The matrix product $ U^\top\sqrt{D^{-1}}(P+(\mathrm{e}^x-1)B(0)-\mu I)\sqrt{D}U$ , which is equal to $ (D’-\mu I)(I+(D’-\mu I)^{-1}(\mathrm{e}^x-1)D’U^\top D_A U)$ , is singular. Therefore,

\begin{align*} 1&\leq \lVert (D’-\mu I)^{-1}(\mathrm{e}^x-1)D’U^\top D_A U \rVert_2 \ &\leq \frac{1}{\mu-\lambda_2}(\mathrm{e}^x -1). \end{align*}

(The first inequality uses the continuity of the function $ \lambda_2(y)$ .)

I understand why the two expressions at the beginning are equal and I understand the second inequality, but I do not understand the first inequality and also why the matrix product is singular.

Let me provide the definitions so you can avoid reading the whole paper.

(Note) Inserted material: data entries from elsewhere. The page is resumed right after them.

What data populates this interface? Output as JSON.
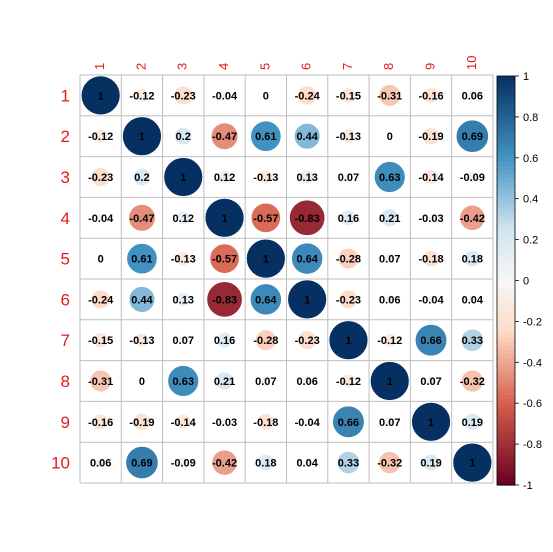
{
  "chart_data": {
    "type": "heatmap",
    "variables": [
      "1",
      "2",
      "3",
      "4",
      "5",
      "6",
      "7",
      "8",
      "9",
      "10"
    ],
    "matrix": [
      [
        1,
        -0.12,
        -0.23,
        -0.04,
        0,
        -0.24,
        -0.15,
        -0.31,
        -0.16,
        0.06
      ],
      [
        -0.12,
        1,
        0.2,
        -0.47,
        0.61,
        0.44,
        -0.13,
        0,
        -0.19,
        0.69
      ],
      [
        -0.23,
        0.2,
        1,
        0.12,
        -0.13,
        0.13,
        0.07,
        0.63,
        -0.14,
        -0.09
      ],
      [
        -0.04,
        -0.47,
        0.12,
        1,
        -0.57,
        -0.83,
        0.16,
        0.21,
        -0.03,
        -0.42
      ],
      [
        0,
        0.61,
        -0.13,
        -0.57,
        1,
        0.64,
        -0.28,
        0.07,
        -0.18,
        0.18
      ],
      [
        -0.24,
        0.44,
        0.13,
        -0.83,
        0.64,
        1,
        -0.23,
        0.06,
        -0.04,
        0.04
      ],
      [
        -0.15,
        -0.13,
        0.07,
        0.16,
        -0.28,
        -0.23,
        1,
        -0.12,
        0.66,
        0.33
      ],
      [
        -0.31,
        0,
        0.63,
        0.21,
        0.07,
        0.06,
        -0.12,
        1,
        0.07,
        -0.32
      ],
      [
        -0.16,
        -0.19,
        -0.14,
        -0.03,
        -0.18,
        -0.04,
        0.66,
        0.07,
        1,
        0.19
      ],
      [
        0.06,
        0.69,
        -0.09,
        -0.42,
        0.18,
        0.04,
        0.33,
        -0.32,
        0.19,
        1
      ]
    ],
    "colorbar": {
      "range": [
        -1,
        1
      ],
      "ticks": [
        "1",
        "0.8",
        "0.6",
        "0.4",
        "0.2",
        "0",
        "-0.2",
        "-0.4",
        "-0.6",
        "-0.8",
        "-1"
      ]
    },
    "colors": {
      "neg_end": "#67001F",
      "neg_mid": "#D6604D",
      "neg_light": "#FDDBC7",
      "center": "#F7F7F7",
      "pos_light": "#D1E5F0",
      "pos_mid": "#4393C3",
      "pos_end": "#053061",
      "label_red": "#E41A1C",
      "grid": "#BEBEBE"
    },
    "grid": true,
    "legend": "right"
  }
}
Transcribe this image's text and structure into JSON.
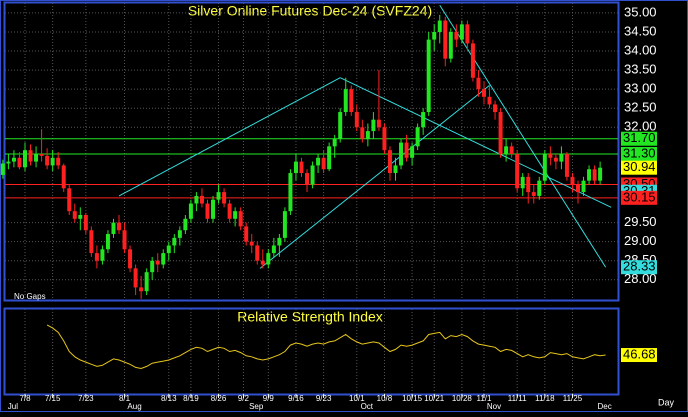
{
  "chart_data": {
    "type": "candlestick",
    "title": "Silver Online Futures Dec-24 (SVFZ24)",
    "subtitle": "Relative Strength Index",
    "note": "No Gaps",
    "x_label": "Day",
    "ylim": [
      27.47,
      35.26
    ],
    "yticks": [
      {
        "value": 28,
        "label": "28.00"
      },
      {
        "value": 28.5,
        "label": "28.50"
      },
      {
        "value": 29,
        "label": "29.00"
      },
      {
        "value": 29.5,
        "label": "29.50"
      },
      {
        "value": 32,
        "label": "32.00"
      },
      {
        "value": 32.5,
        "label": "32.50"
      },
      {
        "value": 33,
        "label": "33.00"
      },
      {
        "value": 33.5,
        "label": "33.50"
      },
      {
        "value": 34,
        "label": "34.00"
      },
      {
        "value": 34.5,
        "label": "34.50"
      },
      {
        "value": 35,
        "label": "35.00"
      }
    ],
    "xticks": [
      {
        "value": 4,
        "label": "7/8"
      },
      {
        "value": 9,
        "label": "7/15"
      },
      {
        "value": 15,
        "label": "7/23"
      },
      {
        "value": 22,
        "label": "8/1"
      },
      {
        "value": 30,
        "label": "8/13"
      },
      {
        "value": 34,
        "label": "8/19"
      },
      {
        "value": 39,
        "label": "8/26"
      },
      {
        "value": 43.5,
        "label": "9/2"
      },
      {
        "value": 48,
        "label": "9/9"
      },
      {
        "value": 53,
        "label": "9/16"
      },
      {
        "value": 58,
        "label": "9/23"
      },
      {
        "value": 64,
        "label": "10/1"
      },
      {
        "value": 69,
        "label": "10/8"
      },
      {
        "value": 74,
        "label": "10/15"
      },
      {
        "value": 78,
        "label": "10/21"
      },
      {
        "value": 83,
        "label": "10/28"
      },
      {
        "value": 87,
        "label": "11/1"
      },
      {
        "value": 93,
        "label": "11/11"
      },
      {
        "value": 98,
        "label": "11/18"
      },
      {
        "value": 103,
        "label": "11/25"
      }
    ],
    "months": [
      {
        "value": 0,
        "label": "Jul"
      },
      {
        "value": 22,
        "label": "Aug"
      },
      {
        "value": 44,
        "label": "Sep"
      },
      {
        "value": 64,
        "label": "Oct"
      },
      {
        "value": 87,
        "label": "Nov"
      },
      {
        "value": 107,
        "label": "Dec"
      }
    ],
    "grid": true,
    "up_color": "#22e622",
    "down_color": "#ff2020",
    "ohlc": [
      [
        30.75,
        31.15,
        30.65,
        31.05
      ],
      [
        31.05,
        31.3,
        30.9,
        31.1
      ],
      [
        31.1,
        31.4,
        30.95,
        31.2
      ],
      [
        31.2,
        31.35,
        30.9,
        30.95
      ],
      [
        30.95,
        31.6,
        30.85,
        31.4
      ],
      [
        31.4,
        31.55,
        31.0,
        31.1
      ],
      [
        31.1,
        31.5,
        30.95,
        31.3
      ],
      [
        31.3,
        31.95,
        31.1,
        31.25
      ],
      [
        31.25,
        31.45,
        30.9,
        31.0
      ],
      [
        31.0,
        31.4,
        30.85,
        31.2
      ],
      [
        31.2,
        31.35,
        30.9,
        31.0
      ],
      [
        31.0,
        31.05,
        30.3,
        30.4
      ],
      [
        30.4,
        30.5,
        29.7,
        29.8
      ],
      [
        29.8,
        30.0,
        29.5,
        29.6
      ],
      [
        29.6,
        29.9,
        29.3,
        29.7
      ],
      [
        29.7,
        29.75,
        29.2,
        29.3
      ],
      [
        29.3,
        29.4,
        28.6,
        28.7
      ],
      [
        28.7,
        28.9,
        28.3,
        28.5
      ],
      [
        28.5,
        28.9,
        28.4,
        28.8
      ],
      [
        28.8,
        29.3,
        28.7,
        29.2
      ],
      [
        29.2,
        29.6,
        29.1,
        29.5
      ],
      [
        29.5,
        29.7,
        29.2,
        29.3
      ],
      [
        29.3,
        29.5,
        28.7,
        28.8
      ],
      [
        28.8,
        28.9,
        28.2,
        28.3
      ],
      [
        28.3,
        28.4,
        27.6,
        27.8
      ],
      [
        27.8,
        28.1,
        27.5,
        27.7
      ],
      [
        27.7,
        28.3,
        27.6,
        28.2
      ],
      [
        28.2,
        28.6,
        28.0,
        28.5
      ],
      [
        28.5,
        28.7,
        28.2,
        28.4
      ],
      [
        28.4,
        28.8,
        28.3,
        28.7
      ],
      [
        28.7,
        29.0,
        28.5,
        28.9
      ],
      [
        28.9,
        29.2,
        28.7,
        29.1
      ],
      [
        29.1,
        29.4,
        28.9,
        29.3
      ],
      [
        29.3,
        29.7,
        29.2,
        29.6
      ],
      [
        29.6,
        30.1,
        29.5,
        30.0
      ],
      [
        30.0,
        30.3,
        29.8,
        30.2
      ],
      [
        30.2,
        30.4,
        29.9,
        30.0
      ],
      [
        30.0,
        30.1,
        29.5,
        29.6
      ],
      [
        29.6,
        30.2,
        29.5,
        30.1
      ],
      [
        30.1,
        30.5,
        30.0,
        30.3
      ],
      [
        30.3,
        30.4,
        29.9,
        30.0
      ],
      [
        30.0,
        30.1,
        29.5,
        29.6
      ],
      [
        29.6,
        29.9,
        29.4,
        29.8
      ],
      [
        29.8,
        29.9,
        29.3,
        29.4
      ],
      [
        29.4,
        29.5,
        28.9,
        29.0
      ],
      [
        29.0,
        29.2,
        28.7,
        28.9
      ],
      [
        28.9,
        29.0,
        28.4,
        28.5
      ],
      [
        28.5,
        28.8,
        28.3,
        28.4
      ],
      [
        28.4,
        28.8,
        28.3,
        28.7
      ],
      [
        28.7,
        29.1,
        28.6,
        28.9
      ],
      [
        28.9,
        29.2,
        28.6,
        29.1
      ],
      [
        29.1,
        29.9,
        29.0,
        29.8
      ],
      [
        29.8,
        30.9,
        29.7,
        30.8
      ],
      [
        30.8,
        31.3,
        30.6,
        31.1
      ],
      [
        31.1,
        31.2,
        30.7,
        30.8
      ],
      [
        30.8,
        30.9,
        30.3,
        30.5
      ],
      [
        30.5,
        31.1,
        30.4,
        31.0
      ],
      [
        31.0,
        31.3,
        30.8,
        31.2
      ],
      [
        31.2,
        31.4,
        30.8,
        30.9
      ],
      [
        30.9,
        31.6,
        30.85,
        31.5
      ],
      [
        31.5,
        31.8,
        31.2,
        31.7
      ],
      [
        31.7,
        32.5,
        31.6,
        32.4
      ],
      [
        32.4,
        33.3,
        32.3,
        33.0
      ],
      [
        33.0,
        33.1,
        32.3,
        32.4
      ],
      [
        32.4,
        32.6,
        31.9,
        32.0
      ],
      [
        32.0,
        32.2,
        31.6,
        31.7
      ],
      [
        31.7,
        32.1,
        31.5,
        31.9
      ],
      [
        31.9,
        32.4,
        31.7,
        32.2
      ],
      [
        32.2,
        33.5,
        31.9,
        32.0
      ],
      [
        32.0,
        32.1,
        31.3,
        31.4
      ],
      [
        31.4,
        31.5,
        30.6,
        30.8
      ],
      [
        30.8,
        31.2,
        30.6,
        31.0
      ],
      [
        31.0,
        31.7,
        30.9,
        31.6
      ],
      [
        31.6,
        31.8,
        31.1,
        31.2
      ],
      [
        31.2,
        31.6,
        31.0,
        31.5
      ],
      [
        31.5,
        32.1,
        31.4,
        32.0
      ],
      [
        32.0,
        32.5,
        31.8,
        32.4
      ],
      [
        32.4,
        34.5,
        32.3,
        34.3
      ],
      [
        34.3,
        34.7,
        34.0,
        34.5
      ],
      [
        34.5,
        34.95,
        34.2,
        34.8
      ],
      [
        34.8,
        34.9,
        33.6,
        33.8
      ],
      [
        33.8,
        34.6,
        33.7,
        34.5
      ],
      [
        34.5,
        34.7,
        34.1,
        34.3
      ],
      [
        34.3,
        34.8,
        34.2,
        34.7
      ],
      [
        34.7,
        34.8,
        34.0,
        34.2
      ],
      [
        34.2,
        34.3,
        33.2,
        33.3
      ],
      [
        33.3,
        33.5,
        32.8,
        33.0
      ],
      [
        33.0,
        33.2,
        32.6,
        32.8
      ],
      [
        32.8,
        33.1,
        32.5,
        32.6
      ],
      [
        32.6,
        32.7,
        32.2,
        32.4
      ],
      [
        32.4,
        32.5,
        31.2,
        31.3
      ],
      [
        31.3,
        31.7,
        31.1,
        31.5
      ],
      [
        31.5,
        31.6,
        31.2,
        31.3
      ],
      [
        31.3,
        31.4,
        30.3,
        30.4
      ],
      [
        30.4,
        30.8,
        30.2,
        30.7
      ],
      [
        30.7,
        30.8,
        30.0,
        30.3
      ],
      [
        30.3,
        30.5,
        30.0,
        30.2
      ],
      [
        30.2,
        30.7,
        30.1,
        30.6
      ],
      [
        30.6,
        31.4,
        30.5,
        31.3
      ],
      [
        31.3,
        31.5,
        31.0,
        31.2
      ],
      [
        31.2,
        31.3,
        30.9,
        31.1
      ],
      [
        31.1,
        31.5,
        30.9,
        31.3
      ],
      [
        31.3,
        31.35,
        30.6,
        30.7
      ],
      [
        30.7,
        30.8,
        30.3,
        30.5
      ],
      [
        30.5,
        30.6,
        30.0,
        30.3
      ],
      [
        30.3,
        30.7,
        30.2,
        30.6
      ],
      [
        30.6,
        31.0,
        30.5,
        30.9
      ],
      [
        30.9,
        31.0,
        30.5,
        30.6
      ],
      [
        30.6,
        31.1,
        30.5,
        30.94
      ]
    ],
    "levels": [
      {
        "value": 31.7,
        "label": "31.70",
        "color": "#22e622",
        "line": true
      },
      {
        "value": 31.3,
        "label": "31.30",
        "color": "#22e622",
        "line": true
      },
      {
        "value": 30.94,
        "label": "30.94",
        "color": "#ffff00",
        "line": false
      },
      {
        "value": 30.5,
        "label": "30.50",
        "color": "#ff2020",
        "line": true
      },
      {
        "value": 30.31,
        "label": "30.31",
        "color": "#33dddd",
        "line": false
      },
      {
        "value": 30.15,
        "label": "30.15",
        "color": "#ff2020",
        "line": true
      },
      {
        "value": 28.33,
        "label": "28.33",
        "color": "#33dddd",
        "line": false
      }
    ],
    "trendlines": {
      "color": "#33dddd",
      "lines": [
        [
          [
            21,
            30.2
          ],
          [
            61,
            33.3
          ]
        ],
        [
          [
            46.5,
            28.3
          ],
          [
            88,
            33.1
          ]
        ],
        [
          [
            61,
            33.3
          ],
          [
            110,
            29.9
          ]
        ],
        [
          [
            79,
            35.2
          ],
          [
            109,
            28.33
          ]
        ]
      ]
    },
    "rsi": {
      "color": "#e6c619",
      "ylim": [
        10,
        90
      ],
      "value_label": "46.68",
      "values": [
        null,
        null,
        null,
        null,
        null,
        null,
        null,
        null,
        75,
        72,
        68,
        60,
        50,
        45,
        42,
        40,
        38,
        36,
        37,
        40,
        43,
        42,
        40,
        38,
        35,
        34,
        36,
        39,
        40,
        41,
        42,
        44,
        46,
        49,
        52,
        54,
        53,
        50,
        52,
        54,
        53,
        50,
        51,
        49,
        46,
        45,
        43,
        42,
        43,
        45,
        47,
        50,
        56,
        58,
        57,
        55,
        57,
        58,
        57,
        59,
        60,
        63,
        66,
        62,
        59,
        57,
        58,
        59,
        58,
        54,
        50,
        52,
        56,
        55,
        56,
        58,
        60,
        66,
        67,
        68,
        62,
        65,
        64,
        66,
        64,
        60,
        57,
        56,
        55,
        54,
        50,
        52,
        51,
        48,
        45,
        47,
        45,
        44,
        45,
        49,
        48,
        47,
        48,
        45,
        44,
        43,
        45,
        47,
        46,
        46.68
      ]
    }
  }
}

There is a weighted undirected graph $ G=(V, E, w)$ where $ w_{ij}=0$ if $ \{i,j\}\notin E$ . Denote $ w_i:=\sum_j w_{ij}$ . Let $ P$ denote the transition matrix, so $ P_{ij}:=\frac{w_{ij}}{w_i}$ . Denote by $ \lambda_2$ the second largest eigenvalue of $ P$ and by $ \epsilon:=1-\lambda_2$ the spectral gap. Next, let $ M$ be the weighted adjacency matrix $ M_{ij}:=w_{ij}$ . Let $ A$ be a set of vertices and $ \chi_A$ be an indicator function. Some more definitions are:

\begin{align*} &E_r:=\operatorname{diag}(\mathrm{e}^{r\chi_A}) & &P(r):=PE_r \ &D:=\operatorname{diag}(\frac{1}{w_i}) & &S:=\sqrt{D}M\sqrt{D} \ &S_r:=\sqrt{DE_r}M\sqrt{DE_r} & & B(r):=\frac{1}{\mathrm{e}-1}(P(r+1)-P(r)) \end{align*}

Moreover, since $ S$ is unitarily diagonalizable, there exist a unitary matrix $ U$ and a diagonal matrix $ D’$ such that $ D’=U^\top SU$ . Furthermore, there exists a diagonal matrix $ D_A$ such that $ B(0)=PD_A$ .

Define $ \lambda(r)$ to be the largest eigenvalue of $ P(r)$ and $ \lambda_2(r)$ to be its second largest eigenvalue. As before, $ \epsilon_r := \lambda(r)-\lambda_2(r)$ is the spectral gap.

In Claim 1 the author lets $ 0\leq x\leq r$ be some number. He also defines $ \mu<\lambda(x)$ to be any other eigenvalue of $ P(x)$ . At the end of the proof, we are only interested in $ \mu>\lambda_2$ .

Some other facts are:

\begin{align*} &\lVert D’ \rVert_2 = \lVert D_A \rVert_2 = 1 & &D’=U^\top\sqrt{D^{-1}}P\sqrt{D}U \ &P(0)=P & &\lambda(0)=1 & &\lambda_2(0)=\lambda_2 \ &P=\sqrt{D}S\sqrt{D^{-1}} & &P(r)=\sqrt{DE_r^{-1}}S_r\sqrt{E_rD^{-1}} \end{align*}

I hope I didn’t miss anything relevant. Thank you for your help.